Melancholia (2011)
di Lars von Trier
Kirsten Dunst (Justine)
Charlotte Gainsbourg (Claire)
Kiefer Sutherland (John)
Charlotte Rampling (Gaby)
John Hurt (Dexter)
Alexander Skarsgård (Michael)
Brady Corbet (Tim)
Cameron Spurr (Leo)
Questa recensione è dedicata a Eugenio Paniccia, che credo si troverà d'accordo con il sottoscritto.
Quello di Justine non è un matrimonio felice. In una residenza principesca davanti a un campo da golf di 18 buche si consumano i festeggiamenti mal riusciti di un'unione destinata a durare poco. Perché, tra una madre frigida e nichilista (Charlotte Rampling), un padre bizarro e tanto caro quanto distaccato (John Hurt), e un datore di lavoro che anche in una notte così importante cerca di tirare fuori dalla festeggiata lo slogan giusto per una nuova campagna pubblicitaria, l'amore tra la protagonista e Michael è presto rimpiazzato dalle drammatiche sensazioni della prima: Justine sente la natura e un pianeta si sta minacciosamente avvicinando alla Terra con tutto quello che ne consegue.
Al cinefilo più appassionato fa tornare in mente Veronica che, con la mano posata sull'albero, chiude gli occhi per ascoltare la risposta all'enigma sulla sua doppia vita nel film di Krzysztof Kieslowski, la scena su cui più si scatenarono gli ormoni e le interpretazioni intellettuali degli anni '90.
E questa suggestione è il cuore della nuova opera del danese più scandolasamente festivaliero del Cinema, che da qualche film a questa parte si sta rivelando quello che mai avremmo pensato fino a qualche anno fa: un autore senza continuità, che, come Wim Wenders e molti altri, riesce ormai a dare il meglio di sé in opere piccole e di poche pretese (come il divertentissimo Il Grande Capo) e deludere quando il proprio ego sbatte lo spettatore davanti alle proprie ossessioni.

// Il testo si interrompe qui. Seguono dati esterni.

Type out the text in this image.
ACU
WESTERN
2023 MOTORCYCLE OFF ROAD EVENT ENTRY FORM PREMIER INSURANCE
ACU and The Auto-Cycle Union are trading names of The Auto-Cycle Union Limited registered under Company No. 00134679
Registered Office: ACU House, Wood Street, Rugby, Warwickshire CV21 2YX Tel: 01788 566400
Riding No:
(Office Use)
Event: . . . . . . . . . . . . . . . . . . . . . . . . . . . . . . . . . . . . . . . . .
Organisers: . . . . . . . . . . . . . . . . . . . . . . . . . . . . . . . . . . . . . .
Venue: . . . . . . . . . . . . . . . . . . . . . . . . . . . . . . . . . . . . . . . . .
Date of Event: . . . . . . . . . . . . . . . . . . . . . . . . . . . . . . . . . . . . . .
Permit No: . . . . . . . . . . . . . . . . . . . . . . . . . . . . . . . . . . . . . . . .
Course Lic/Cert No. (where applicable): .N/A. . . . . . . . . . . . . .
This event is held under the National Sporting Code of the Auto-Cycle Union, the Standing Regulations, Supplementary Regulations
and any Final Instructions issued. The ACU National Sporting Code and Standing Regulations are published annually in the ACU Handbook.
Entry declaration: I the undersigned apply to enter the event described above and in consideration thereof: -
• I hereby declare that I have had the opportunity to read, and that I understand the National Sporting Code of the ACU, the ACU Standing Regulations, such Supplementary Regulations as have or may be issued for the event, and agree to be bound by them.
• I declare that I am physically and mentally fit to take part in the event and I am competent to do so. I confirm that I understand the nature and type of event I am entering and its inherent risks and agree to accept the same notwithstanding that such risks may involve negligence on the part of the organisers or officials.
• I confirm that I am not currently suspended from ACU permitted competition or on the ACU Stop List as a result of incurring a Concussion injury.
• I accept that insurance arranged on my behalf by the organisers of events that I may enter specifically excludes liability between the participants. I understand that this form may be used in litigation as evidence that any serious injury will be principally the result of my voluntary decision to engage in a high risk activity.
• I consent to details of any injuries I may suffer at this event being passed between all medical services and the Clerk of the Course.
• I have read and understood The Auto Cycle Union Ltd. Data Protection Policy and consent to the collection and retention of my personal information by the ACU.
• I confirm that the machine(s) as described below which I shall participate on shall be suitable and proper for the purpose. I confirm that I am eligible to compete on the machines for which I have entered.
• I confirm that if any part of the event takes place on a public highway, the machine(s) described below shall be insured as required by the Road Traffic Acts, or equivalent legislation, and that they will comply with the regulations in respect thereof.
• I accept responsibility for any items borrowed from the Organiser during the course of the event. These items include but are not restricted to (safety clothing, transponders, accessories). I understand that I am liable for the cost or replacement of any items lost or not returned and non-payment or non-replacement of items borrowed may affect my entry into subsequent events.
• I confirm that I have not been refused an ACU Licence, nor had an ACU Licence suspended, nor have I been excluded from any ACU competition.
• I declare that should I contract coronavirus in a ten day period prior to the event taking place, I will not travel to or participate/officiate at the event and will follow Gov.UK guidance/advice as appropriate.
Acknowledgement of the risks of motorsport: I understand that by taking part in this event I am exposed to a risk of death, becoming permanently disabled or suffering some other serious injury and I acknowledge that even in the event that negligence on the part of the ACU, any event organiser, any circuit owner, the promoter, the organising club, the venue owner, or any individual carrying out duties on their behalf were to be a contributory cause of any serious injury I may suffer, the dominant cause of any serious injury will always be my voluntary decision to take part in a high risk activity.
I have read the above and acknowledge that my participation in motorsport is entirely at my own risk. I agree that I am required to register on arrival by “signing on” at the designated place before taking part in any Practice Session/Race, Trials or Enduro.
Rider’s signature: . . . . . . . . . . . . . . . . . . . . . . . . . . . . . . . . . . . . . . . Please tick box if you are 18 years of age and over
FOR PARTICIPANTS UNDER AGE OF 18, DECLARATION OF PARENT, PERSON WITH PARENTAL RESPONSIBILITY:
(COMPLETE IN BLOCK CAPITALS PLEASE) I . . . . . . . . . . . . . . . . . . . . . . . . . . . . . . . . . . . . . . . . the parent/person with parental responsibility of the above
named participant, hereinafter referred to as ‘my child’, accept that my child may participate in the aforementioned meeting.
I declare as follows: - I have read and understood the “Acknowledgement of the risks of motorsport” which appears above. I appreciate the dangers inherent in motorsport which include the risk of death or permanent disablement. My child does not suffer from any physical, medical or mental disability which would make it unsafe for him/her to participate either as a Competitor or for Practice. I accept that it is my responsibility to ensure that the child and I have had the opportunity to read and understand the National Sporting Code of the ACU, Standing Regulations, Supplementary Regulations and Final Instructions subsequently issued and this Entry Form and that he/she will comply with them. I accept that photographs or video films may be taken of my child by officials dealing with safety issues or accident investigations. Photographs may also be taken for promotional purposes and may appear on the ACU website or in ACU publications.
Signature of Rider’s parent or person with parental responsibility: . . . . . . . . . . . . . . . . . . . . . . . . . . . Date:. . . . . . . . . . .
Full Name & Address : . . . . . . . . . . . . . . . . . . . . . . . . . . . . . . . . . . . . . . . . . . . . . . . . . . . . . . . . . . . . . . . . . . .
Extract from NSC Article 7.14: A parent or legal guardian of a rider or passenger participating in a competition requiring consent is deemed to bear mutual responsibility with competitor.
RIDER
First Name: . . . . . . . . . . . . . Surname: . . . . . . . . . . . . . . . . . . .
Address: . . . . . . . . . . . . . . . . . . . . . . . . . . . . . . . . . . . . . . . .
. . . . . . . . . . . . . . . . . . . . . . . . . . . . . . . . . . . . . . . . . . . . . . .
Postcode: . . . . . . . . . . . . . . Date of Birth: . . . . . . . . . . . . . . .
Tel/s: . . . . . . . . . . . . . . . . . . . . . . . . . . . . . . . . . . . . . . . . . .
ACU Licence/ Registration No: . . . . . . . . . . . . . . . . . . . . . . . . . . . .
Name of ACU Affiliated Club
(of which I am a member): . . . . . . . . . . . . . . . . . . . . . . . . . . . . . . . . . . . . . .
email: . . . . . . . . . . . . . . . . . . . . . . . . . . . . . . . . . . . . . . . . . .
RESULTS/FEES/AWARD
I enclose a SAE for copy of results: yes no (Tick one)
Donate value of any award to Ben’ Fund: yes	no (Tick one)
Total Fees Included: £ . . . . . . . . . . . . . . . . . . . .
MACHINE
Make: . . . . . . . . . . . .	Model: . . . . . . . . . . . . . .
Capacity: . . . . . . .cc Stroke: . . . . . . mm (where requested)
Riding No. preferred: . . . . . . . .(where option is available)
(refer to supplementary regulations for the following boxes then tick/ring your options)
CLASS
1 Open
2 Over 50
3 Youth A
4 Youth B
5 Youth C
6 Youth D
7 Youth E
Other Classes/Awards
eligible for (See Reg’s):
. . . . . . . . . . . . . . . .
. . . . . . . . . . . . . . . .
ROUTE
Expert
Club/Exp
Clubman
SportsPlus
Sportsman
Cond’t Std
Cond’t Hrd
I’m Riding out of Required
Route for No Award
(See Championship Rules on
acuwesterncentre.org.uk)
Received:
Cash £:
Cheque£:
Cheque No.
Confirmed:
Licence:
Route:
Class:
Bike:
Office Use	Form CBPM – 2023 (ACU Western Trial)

Pur senza cadere nell'atroce iperrealismo horror cerebrale di Antichrist, Melancholia è un collage diseguale (diviso in due parti totalmente disomogenee) di guerre di sguardi, cattiverie, psicologie deviate e vezzi da fantascienza psicologica. Solaris di Tarkovskij è un pianeta affine ma completamente distante per profondità e emozione. Il ruolo di Claire (Charlotte Gainsbourg), che fungerebbe non solo da sorella ma anche da umano contraltare alla freddezza e al fatalismo di Justine, risulta povero, poco approfondito anche nel rapporto con il figlio.
La cosa che davvero rimarrà di Melancholia è la bellezza di Kirsten Dunst. L'ex bambina cattiva di Intervista Col Vampiro e fidanzata di Spiderman è filmata al meglio per risaltarne le doti fisiche e lo sguardo etereo. I piani sequenza che la vedono trasognata e preda dei suoi sensi (tanto da sdraiarsi nuda davanti a un ruscello per farsi illuminare dalle luci del pianeta che avanza inesorabilmente) sono bellissimi nel loro tocco dark/patinato. La camera traballante di molte scene, soprattutto quelle iniziali della festa, che ci ricordano i bei tempi di Dogma 95, non risulta fastidiosa ma neanche funzionale.
Pare evidente che von Trier sia in confusione. I suoi ultimi film hanno belle immagini ma non graffiano o colpiscono allo stomaco. Non fanno più male: una cosa incredibile se pensiamo che trattasi dello stesso autore di Le Onde Del Destino e Idioti.